Фельдмаршал выбил трубку в камин.
– Эх, Ваше Светлейшее Высочество, – он поклонился Парфению. – Всё это философия. – Обернулся ко мне. – Дайте приказ, и я усмирю эти души. Или отправлю их в ад.
– Здесь решаешь ты, – сказал мне Парфений. – Мой совет: предоставь этим людям жить по их склонности.
Я не смотрела на Парфения, но чувствовала на себе его взгляд.
– Здесь всё решаю я. И завтра вы услышите мое решение.
Все вышли, и я осталась одна. Никогда еще я не принимала решений без Парфения.
И у меня сжалось сердце. И я заплакала.
Утром Касьян с соратниками был приглашен во Дворец. Встреча не напоминала то, что происходило восемнадцать лет назад. Ныне Касьян держался как главный. Он объявил, что народ требует республику.
Все знали, что народ ничего не требовал, поскольку не знал даже такого слова, и просто маялся. Как выяснилось вскоре, не нужна была республика и Касьяну: он жаждал одного лишь падения власти, чтобы ее, павшую, потом подобрать. Касьян заявил, что необходимы всеобщие выборы, и не услышал возражений.
Через час он появился на Главной площади и взобрался на империал трамвая. Он возвестил, что грядут выборы и что отныне каждый волен голосовать за кого ему заблагорассудится. И известие сие было встречено ликованием толпы, и ожидающие лучшей жизни бросали вверх фуражки, а некоторые даже стреляли, тоже вверх.
Но внезапно толпа замолчала, потому что на империал взошел владыка Геронтий.
Я думаю, он хочет, чтобы его выбрали, крикнул в толпу Касьян, и толпа оживилась.
Осенив людское море крестом, Геронтий сказал:
Нет, я не хочу, чтобы меня выбирали, потому что помню одну историю про зверей.
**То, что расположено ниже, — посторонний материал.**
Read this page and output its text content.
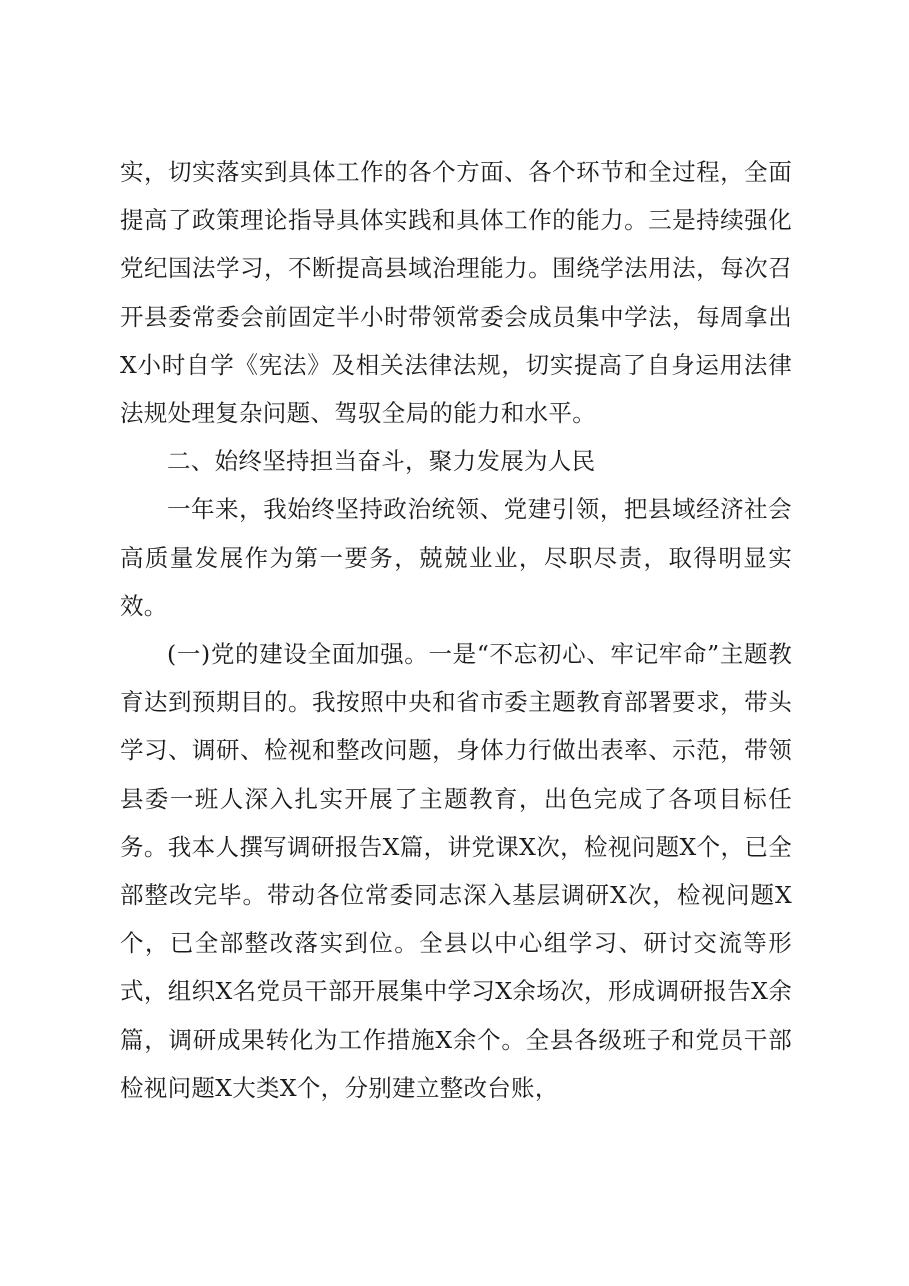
实，切实落实到具体工作的各个方面、各个环节和全过程，全面提高了政策理论指导具体实践和具体工作的能力。三是持续强化党纪国法学习，不断提高县域治理能力。围绕学法用法，每次召开县委常委会前固定半小时带领常委会成员集中学法，每周拿出X小时自学《宪法》及相关法律法规，切实提高了自身运用法律法规处理复杂问题、驾驭全局的能力和水平。

二、始终坚持担当奋斗，聚力发展为人民

一年来，我始终坚持政治统领、党建引领，把县域经济社会高质量发展作为第一要务，兢兢业业，尽职尽责，取得明显实效。

(一)党的建设全面加强。一是“不忘初心、牢记牢命”主题教育达到预期目的。我按照中央和省市委主题教育部署要求，带头学习、调研、检视和整改问题，身体力行做出表率、示范，带领县委一班人深入扎实开展了主题教育，出色完成了各项目标任务。我本人撰写调研报告X篇，讲党课X次，检视问题X个，已全部整改完毕。带动各位常委同志深入基层调研X次，检视问题X个，已全部整改落实到位。全县以中心组学习、研讨交流等形式，组织X名党员干部开展集中学习X余场次，形成调研报告X余篇，调研成果转化为工作措施X余个。全县各级班子和党员干部检视问题X大类X个，分别建立整改台账，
Вы же знаете, как я люблю истории про зверей.
Епископ начал рассказывать об одной вороне, и мне, стоявшему там, казалось, что такое начало я уже где-то слышал. Беспечная эта птица сидела на ели, держа сыр в клюве. Внизу, под елью, в силу неких обстоятельств оказалась лиса.
Скажи мне, сестра моя, обратилась к вороне лиса, собираешься ли ты голосовать за новую жизнь? Ворона молчала. Седые волосы Геронтия развевались по ветру.
Я думала, сказала лиса, что ты дашь мне мудрый совет, чтобы я могла сделать правильный выбор. Ворона же очевидным образом не спешила делиться мудростью.
Мне так было важно твое просвещенное мнение, пропела лиса голосом Геронтия. Смотрела снизу вверх на безмолвствующую ворону. Епископ приложил к губам крест и сам помолчал мгновение, показывая, каково оно, настоящее безмолвие.
Просто у тебя, вороны, нет ответа, сказала лиса. Оттого ты и не можешь сказать, будешь ли голосовать за новую жизнь. Нет, каркнула ворона. Я не буду голосовать за новую жизнь.
При сих словах сыр из ее клюва выпал и оказался в лапах у хитрой лисы. Ворона опечалилась. Она сидела на своей ели и обдумывала произошедшее. Сожалея о потерянном сыре, пыталась понять свою ошибку. Повторяла один и тот же вопрос: а что, если бы я сказала да?
Площадь ответила хохотом, потому что глупость вороны казалась ей смешной. Но епископ Геронтий не смеялся.
Он спросил:
Вы думаете, что так глупы только вороны? Нет, такое случается и с людьми. Особенно тогда, когда они превращаются в ворон.